A few stray shots have already landed in Alaska, perhaps with more to come.
Despite comments to the contrary from Alaska officials struggling to keep up a good front, the trade fight spells trouble for the scheduling of the proposed $43 billion natural gas pipeline linking Arctic gas fields to liquefaction and port facilities in the southcentral part of the state.
The Trump trade war won’t necessarily halt one of the largest proposed energy projects in the U.S. — but it will hinder negotiations over it.
The trade war has injected confusion and uncertainty into a complicated process that requires clarity and certainty. The business deal of getting Alaska’s Arctic gas supply to market requires long-term contracts and binding financial commitments.
The more confusion and uncertainty, the lower the chance that Alaska can reach lasting contracts with government-backed entities in China that protect the interests of Alaskans in the sale of North Slope gas.
China offers the best potential market for Alaska gas as its demand is expected to increase at 7 percent a year through 2025, according to the Wood Mackenzie consulting company.
And global demand for LNG is expected to exceed supply within five years, but it’s not as if Alaska is the only option for buyers.
There are many competing projects around the world not at risk from the protectionist crossfire, including a major venture in British Columbia.
The problem that overrides all of the economic arguments is that national and international politics have to be accounted for.
Businesses developing plans for the next year or two do not have the information they need today to gain confidence in U.S. trade policies.
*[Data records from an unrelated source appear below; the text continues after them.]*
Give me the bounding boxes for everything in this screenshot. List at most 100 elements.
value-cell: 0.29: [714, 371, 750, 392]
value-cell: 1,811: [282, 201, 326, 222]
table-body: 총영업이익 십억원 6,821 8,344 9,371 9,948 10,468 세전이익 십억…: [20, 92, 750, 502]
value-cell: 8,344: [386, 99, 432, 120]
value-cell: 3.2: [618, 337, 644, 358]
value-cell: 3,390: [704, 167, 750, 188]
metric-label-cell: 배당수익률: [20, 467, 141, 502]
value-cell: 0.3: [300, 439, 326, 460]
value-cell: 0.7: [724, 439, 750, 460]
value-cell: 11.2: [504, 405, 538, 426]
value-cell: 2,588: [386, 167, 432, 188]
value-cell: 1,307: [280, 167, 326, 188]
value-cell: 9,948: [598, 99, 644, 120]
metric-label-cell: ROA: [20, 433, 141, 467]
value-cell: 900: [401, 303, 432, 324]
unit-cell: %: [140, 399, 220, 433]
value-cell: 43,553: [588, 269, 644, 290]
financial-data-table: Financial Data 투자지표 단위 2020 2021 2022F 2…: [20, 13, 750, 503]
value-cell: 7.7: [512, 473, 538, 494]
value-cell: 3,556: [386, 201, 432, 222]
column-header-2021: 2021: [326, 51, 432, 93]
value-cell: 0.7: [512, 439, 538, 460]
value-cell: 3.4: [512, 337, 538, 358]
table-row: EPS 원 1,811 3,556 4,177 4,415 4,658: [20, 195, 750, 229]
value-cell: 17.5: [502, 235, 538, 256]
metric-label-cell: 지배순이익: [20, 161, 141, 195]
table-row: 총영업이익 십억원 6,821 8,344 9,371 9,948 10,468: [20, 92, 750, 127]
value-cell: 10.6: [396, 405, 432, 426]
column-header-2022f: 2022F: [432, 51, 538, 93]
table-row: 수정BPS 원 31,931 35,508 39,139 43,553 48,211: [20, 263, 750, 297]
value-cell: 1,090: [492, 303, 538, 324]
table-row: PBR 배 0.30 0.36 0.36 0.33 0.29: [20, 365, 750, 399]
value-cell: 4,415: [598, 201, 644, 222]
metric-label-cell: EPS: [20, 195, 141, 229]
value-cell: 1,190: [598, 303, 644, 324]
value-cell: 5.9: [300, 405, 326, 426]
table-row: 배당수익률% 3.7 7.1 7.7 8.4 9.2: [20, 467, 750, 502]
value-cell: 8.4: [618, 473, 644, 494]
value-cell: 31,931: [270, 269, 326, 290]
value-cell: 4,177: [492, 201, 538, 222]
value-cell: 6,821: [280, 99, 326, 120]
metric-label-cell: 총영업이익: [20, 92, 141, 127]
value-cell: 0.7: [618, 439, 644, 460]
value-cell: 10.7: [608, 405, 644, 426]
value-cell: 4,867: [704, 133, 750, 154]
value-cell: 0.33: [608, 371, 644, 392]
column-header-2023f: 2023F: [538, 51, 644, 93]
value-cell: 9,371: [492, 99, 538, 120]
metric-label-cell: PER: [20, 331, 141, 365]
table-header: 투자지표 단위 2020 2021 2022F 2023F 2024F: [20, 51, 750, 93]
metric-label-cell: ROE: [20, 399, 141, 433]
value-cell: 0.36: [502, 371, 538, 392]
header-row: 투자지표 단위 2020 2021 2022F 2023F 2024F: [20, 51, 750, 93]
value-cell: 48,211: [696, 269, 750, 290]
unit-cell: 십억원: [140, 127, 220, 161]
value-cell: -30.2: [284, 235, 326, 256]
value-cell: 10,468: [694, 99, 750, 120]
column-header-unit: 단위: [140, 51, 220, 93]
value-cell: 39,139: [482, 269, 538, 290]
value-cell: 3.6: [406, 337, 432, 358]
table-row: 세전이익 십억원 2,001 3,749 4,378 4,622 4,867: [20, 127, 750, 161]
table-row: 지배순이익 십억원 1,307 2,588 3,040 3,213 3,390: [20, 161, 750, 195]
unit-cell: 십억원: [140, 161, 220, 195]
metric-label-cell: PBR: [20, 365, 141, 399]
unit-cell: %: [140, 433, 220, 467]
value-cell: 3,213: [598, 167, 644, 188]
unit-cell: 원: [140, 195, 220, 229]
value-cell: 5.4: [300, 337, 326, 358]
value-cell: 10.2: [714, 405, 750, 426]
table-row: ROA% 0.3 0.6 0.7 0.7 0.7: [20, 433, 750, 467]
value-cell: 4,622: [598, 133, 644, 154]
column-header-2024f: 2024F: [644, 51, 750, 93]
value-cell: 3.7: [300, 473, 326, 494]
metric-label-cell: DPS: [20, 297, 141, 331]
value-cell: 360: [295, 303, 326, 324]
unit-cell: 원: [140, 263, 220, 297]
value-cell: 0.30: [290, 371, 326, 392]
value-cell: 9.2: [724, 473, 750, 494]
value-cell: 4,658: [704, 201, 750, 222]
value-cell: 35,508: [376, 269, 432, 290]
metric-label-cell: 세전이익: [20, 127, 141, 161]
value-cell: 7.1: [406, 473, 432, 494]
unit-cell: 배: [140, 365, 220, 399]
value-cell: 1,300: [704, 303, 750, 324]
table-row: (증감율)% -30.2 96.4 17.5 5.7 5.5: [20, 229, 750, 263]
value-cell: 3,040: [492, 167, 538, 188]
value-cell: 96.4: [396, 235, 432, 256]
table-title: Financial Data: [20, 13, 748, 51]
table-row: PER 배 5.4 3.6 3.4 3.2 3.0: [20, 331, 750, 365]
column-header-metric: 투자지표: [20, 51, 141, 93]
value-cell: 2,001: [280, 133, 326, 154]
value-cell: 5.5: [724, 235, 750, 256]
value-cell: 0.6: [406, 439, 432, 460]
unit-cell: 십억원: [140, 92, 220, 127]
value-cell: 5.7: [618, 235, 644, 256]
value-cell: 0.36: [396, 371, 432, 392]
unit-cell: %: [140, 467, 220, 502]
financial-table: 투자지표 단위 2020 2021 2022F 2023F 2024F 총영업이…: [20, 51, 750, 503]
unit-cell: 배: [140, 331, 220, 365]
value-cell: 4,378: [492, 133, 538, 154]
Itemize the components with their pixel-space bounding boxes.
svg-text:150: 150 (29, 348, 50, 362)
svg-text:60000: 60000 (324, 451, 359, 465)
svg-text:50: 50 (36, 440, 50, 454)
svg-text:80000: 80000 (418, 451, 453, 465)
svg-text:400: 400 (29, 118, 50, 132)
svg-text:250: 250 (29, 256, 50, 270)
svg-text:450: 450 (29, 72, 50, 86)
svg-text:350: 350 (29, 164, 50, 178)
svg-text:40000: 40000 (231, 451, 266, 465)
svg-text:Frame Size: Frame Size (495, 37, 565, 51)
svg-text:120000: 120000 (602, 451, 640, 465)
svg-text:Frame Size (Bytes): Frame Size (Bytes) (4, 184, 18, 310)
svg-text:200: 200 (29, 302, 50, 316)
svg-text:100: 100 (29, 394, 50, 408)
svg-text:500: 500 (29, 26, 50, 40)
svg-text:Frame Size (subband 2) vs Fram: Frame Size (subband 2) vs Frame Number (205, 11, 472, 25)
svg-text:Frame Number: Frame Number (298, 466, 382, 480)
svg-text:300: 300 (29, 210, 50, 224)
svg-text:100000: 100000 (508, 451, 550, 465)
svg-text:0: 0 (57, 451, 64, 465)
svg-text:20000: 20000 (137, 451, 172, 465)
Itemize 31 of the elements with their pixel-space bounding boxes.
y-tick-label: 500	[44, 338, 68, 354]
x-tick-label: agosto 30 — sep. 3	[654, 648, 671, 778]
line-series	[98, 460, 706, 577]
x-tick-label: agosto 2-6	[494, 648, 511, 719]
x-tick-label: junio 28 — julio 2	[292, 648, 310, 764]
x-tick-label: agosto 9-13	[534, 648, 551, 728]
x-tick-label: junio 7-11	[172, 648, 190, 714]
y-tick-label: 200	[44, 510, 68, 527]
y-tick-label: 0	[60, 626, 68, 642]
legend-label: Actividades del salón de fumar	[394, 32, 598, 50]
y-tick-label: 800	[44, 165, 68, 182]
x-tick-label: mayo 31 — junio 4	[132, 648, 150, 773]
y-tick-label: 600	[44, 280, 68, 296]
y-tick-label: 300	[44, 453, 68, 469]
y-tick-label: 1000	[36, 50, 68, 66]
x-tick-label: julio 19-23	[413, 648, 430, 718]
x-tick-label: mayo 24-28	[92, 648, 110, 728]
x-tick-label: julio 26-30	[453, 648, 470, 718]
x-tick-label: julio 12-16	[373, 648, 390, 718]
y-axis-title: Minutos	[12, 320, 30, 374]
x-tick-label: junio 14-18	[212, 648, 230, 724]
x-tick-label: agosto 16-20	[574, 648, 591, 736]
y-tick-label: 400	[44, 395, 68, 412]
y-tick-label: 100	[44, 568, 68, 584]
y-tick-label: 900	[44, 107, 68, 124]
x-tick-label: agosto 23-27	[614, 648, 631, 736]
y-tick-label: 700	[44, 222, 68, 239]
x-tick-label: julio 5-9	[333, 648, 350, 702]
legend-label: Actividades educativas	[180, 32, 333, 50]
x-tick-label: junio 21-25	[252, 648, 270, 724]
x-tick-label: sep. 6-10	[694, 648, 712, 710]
Those that need guidance to look decades ahead face an impossible challenge under President Donald Trump.
Trump has failed to define objectives for his trade war or offer any strategy about how to end it.
That leaves everyone guessing, which is incompatible with a resource development project that could impact Alaska’s economy for generations.
“We can no longer be the stupid country,” Trump declared in a speech to the National Federation of Independent Business in Washington. “We want to be the smart country.”
Part of becoming a “smart country” is developing reasonable and reliable trade, but the U.S. has yet to wise up.
The Trump administration has given conflicting signals on its approach to China. Its competing factions include some advisors who favor open trade and others who want to punish China.
The open hostilities began in early July as each country slapped a 25 percent tariff on $34 billion worth of trade goods.
Trump has threatened additional tariffs on more than $500 billion of Chinese goods. He has claimed that trade wars are easy to win, but the experts deride that as foolish talk.
For its part, China has threatened tariffs on energy imports, a prospect that would not help Alaska’s case.
While the immediate impact on Alaska arrived in the form of a punishing 25 percent tariff on seafood bound for China, the gas pipeline effort has been dealt a setback by this tit-for-tat exchange.
Alaska does more than $1 billion a year of business with China, about 60 percent of it in the form of exported seafood, with about $400 million in mineral ores and energy.
The state is looking to increase energy exports by hundreds of billions, a vision that requires major capital investment by the Chinese.
China has signed non-binding pledges with Alaska to provide 75 percent of the funding in exchange for 75 percent of the liquefied natural gas from Alaska.
The non-binding pledges are similar to many that have been produced and abandoned in the decades since the gas pipeline promotional activities began.
The tentative schedule of signing binding commitments by the end of this year has been thrown into doubt because it’s not clear if the trade war will last months or years or if the sides will compromise.
Walker, ever the true believer in exporting Alaska natural gas, says that China wants access to the reserves on the North Slope.
It sees the value of long-term contracts with a stable price and a stable government.
“I think this transcends the current discussion on trade issues,” Walker told reporters in June.
Clearly, the Alaska governor would like the gas pipeline to transcend the international squabble, but until the U.S. and China settle their dispute, don’t look for binding agreements on the gas pipeline totaling tens of billions of dollars.
And the governor, who has based his entire political career on getting a gas pipeline, must resist the temptation to give away Alaska’s resources in the belief that any pipeline deal is superior to no deal.
Walker says the state is trying to speed up negotiations.
In the meantime, look for more agreements with escape clauses and enough wiggle room to allow both sides justify claims that progress is taking place while the chaotic trade war runs its course.